Use this exact format:
═══════════════════════════════════════
PULL REQUEST SUBMISSION PREVIEW
═══════════════════════════════════════
Target repo: <owner/repo>
Branch: <branch-name>
Draft: <Yes / No>
Title: <full title as it will be submitted>
Type prefix: <type> → will apply t:<label>
AI review: <ai-review / ai-review-vnext / No label>
Body:
---
<full body, exactly as it will be submitted>
---
═══════════════════════════════════════
Then use the AskUserQuestion tool to confirm:
- Question: "Submit this PR as previewed?"
- Options:
Submit as shown — proceed to Step 6 with the previewed values
Edit title or body — apply the requested edit, then redisplay the preview and re-ask
Change ai-review label — re-run the Step 4 label question, then redisplay the preview and re-ask
Cancel — stop without pushing or creating the PR
Only continue to Step 6 when the user selects Submit as shown. The recap is non-negotiable — some failures (title in the merge commit, label-driven automation routing) are painful to undo once the PR is live, so a visible chance to catch issues at submission time pays for itself many times over.
Step 6 — Push and create
Push the branch and run gh pr create with the confirmed values:
git push -u origin <branch-name>
gh pr create --draft \
--title "[PM-XXXXX] <type>: <summary>" \
--body "<body from template>" \
--label "<label>"
Defaults that hold unless the user said otherwise:
- create as draft — only skip
--draft if the user explicitly asked for a ready-for-review PR,
- include
--label only if the user picked a label in Step 4 (omit it for "No label"),
- multiple labels can be passed by repeating
--label.
After gh pr create returns, post the PR URL back to the user.
Common Failure Modes
These are what the Step 5 preview is built to prevent. Recognizing them helps when adjusting the draft mid-workflow:
- Title with no type prefix →
[PM-12345] Add autofill for passkeys ships with no t: label. Include feat:, fix:, etc.
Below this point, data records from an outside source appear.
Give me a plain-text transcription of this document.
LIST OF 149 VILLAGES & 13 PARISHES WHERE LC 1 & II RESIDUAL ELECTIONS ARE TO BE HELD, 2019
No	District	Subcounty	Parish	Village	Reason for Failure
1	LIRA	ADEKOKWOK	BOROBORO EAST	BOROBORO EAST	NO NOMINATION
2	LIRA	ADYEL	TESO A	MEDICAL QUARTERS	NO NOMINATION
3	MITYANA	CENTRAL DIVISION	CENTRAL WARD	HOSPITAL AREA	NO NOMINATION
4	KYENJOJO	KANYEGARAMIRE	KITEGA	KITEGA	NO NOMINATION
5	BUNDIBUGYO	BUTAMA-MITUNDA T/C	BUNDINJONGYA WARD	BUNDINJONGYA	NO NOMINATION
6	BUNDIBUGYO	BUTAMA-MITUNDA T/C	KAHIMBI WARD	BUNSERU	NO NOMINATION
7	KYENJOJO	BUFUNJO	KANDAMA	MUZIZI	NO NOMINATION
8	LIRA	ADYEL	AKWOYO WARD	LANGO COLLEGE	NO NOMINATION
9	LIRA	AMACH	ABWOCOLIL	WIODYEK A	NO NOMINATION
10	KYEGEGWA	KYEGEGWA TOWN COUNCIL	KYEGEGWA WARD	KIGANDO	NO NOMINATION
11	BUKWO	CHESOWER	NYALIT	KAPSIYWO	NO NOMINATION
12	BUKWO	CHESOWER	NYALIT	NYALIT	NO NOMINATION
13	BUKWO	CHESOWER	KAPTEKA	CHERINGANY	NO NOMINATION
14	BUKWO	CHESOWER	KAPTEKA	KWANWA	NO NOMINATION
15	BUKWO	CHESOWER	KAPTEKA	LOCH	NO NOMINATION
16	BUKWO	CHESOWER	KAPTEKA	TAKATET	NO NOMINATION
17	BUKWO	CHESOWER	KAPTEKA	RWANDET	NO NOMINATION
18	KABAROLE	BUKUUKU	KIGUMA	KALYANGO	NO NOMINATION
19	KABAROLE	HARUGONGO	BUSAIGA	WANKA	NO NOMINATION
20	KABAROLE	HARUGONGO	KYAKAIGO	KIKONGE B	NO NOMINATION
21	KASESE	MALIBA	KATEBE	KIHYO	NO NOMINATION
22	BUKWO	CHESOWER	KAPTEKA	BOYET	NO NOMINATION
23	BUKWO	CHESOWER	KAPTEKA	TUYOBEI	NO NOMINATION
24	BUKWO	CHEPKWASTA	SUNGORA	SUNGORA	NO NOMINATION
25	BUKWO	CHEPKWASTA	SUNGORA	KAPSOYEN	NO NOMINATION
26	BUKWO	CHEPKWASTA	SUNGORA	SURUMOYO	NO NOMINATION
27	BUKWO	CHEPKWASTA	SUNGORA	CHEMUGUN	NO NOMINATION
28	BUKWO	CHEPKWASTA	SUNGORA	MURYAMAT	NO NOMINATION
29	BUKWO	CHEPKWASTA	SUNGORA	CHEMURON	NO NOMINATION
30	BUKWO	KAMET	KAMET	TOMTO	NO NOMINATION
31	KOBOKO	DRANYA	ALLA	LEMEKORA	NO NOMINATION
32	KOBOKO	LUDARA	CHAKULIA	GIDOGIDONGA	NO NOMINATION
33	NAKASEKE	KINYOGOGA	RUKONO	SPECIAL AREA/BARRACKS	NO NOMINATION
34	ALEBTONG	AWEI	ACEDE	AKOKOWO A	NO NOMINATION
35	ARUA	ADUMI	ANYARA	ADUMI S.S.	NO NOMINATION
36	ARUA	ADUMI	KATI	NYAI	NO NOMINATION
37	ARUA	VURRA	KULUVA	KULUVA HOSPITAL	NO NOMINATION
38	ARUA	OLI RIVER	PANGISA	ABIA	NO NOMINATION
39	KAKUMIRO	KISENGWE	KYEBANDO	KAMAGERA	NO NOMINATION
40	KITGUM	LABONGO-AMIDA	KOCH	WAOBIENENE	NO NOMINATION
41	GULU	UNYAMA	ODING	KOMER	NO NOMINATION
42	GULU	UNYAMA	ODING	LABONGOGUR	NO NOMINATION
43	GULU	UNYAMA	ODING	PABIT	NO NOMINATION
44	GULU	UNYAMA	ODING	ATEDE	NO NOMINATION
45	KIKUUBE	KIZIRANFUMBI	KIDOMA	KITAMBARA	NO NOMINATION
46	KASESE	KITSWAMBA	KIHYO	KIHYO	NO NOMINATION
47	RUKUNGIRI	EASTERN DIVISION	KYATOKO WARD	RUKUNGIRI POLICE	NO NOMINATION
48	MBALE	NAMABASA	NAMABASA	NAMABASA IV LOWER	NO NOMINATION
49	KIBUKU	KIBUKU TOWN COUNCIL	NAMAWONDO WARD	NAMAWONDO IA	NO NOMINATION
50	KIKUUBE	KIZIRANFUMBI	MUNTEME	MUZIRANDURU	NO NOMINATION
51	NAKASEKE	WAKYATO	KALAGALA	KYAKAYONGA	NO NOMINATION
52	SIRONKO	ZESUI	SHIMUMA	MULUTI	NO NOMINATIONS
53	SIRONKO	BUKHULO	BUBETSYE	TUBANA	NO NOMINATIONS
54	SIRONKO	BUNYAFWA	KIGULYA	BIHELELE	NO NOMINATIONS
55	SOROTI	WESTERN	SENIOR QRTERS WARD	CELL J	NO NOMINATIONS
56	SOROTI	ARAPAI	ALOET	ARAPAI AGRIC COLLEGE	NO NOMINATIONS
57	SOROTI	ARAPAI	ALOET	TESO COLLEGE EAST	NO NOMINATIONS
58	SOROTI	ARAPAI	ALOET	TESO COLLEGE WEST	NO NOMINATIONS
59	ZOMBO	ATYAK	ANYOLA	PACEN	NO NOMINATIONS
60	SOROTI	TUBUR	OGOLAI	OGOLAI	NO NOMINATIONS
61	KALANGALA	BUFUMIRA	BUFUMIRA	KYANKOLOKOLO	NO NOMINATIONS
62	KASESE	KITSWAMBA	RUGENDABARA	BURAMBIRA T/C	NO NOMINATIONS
- Generic body replacing the template → reviewers expect the template's sections. Read the template even when the body feels obvious.
- Label answer dropped between Step 4 and Step 6 → the recap surfaces it; if it's missing there, it's about to be missing on the PR.
PM-XXXXX left as a placeholder → tracking links won't resolve. Catch in Step 2 or Step 5.
If any of these slip past the preview, recovery is awkward — the title is permanent in the merge commit, and labels feed downstream filtering and automation.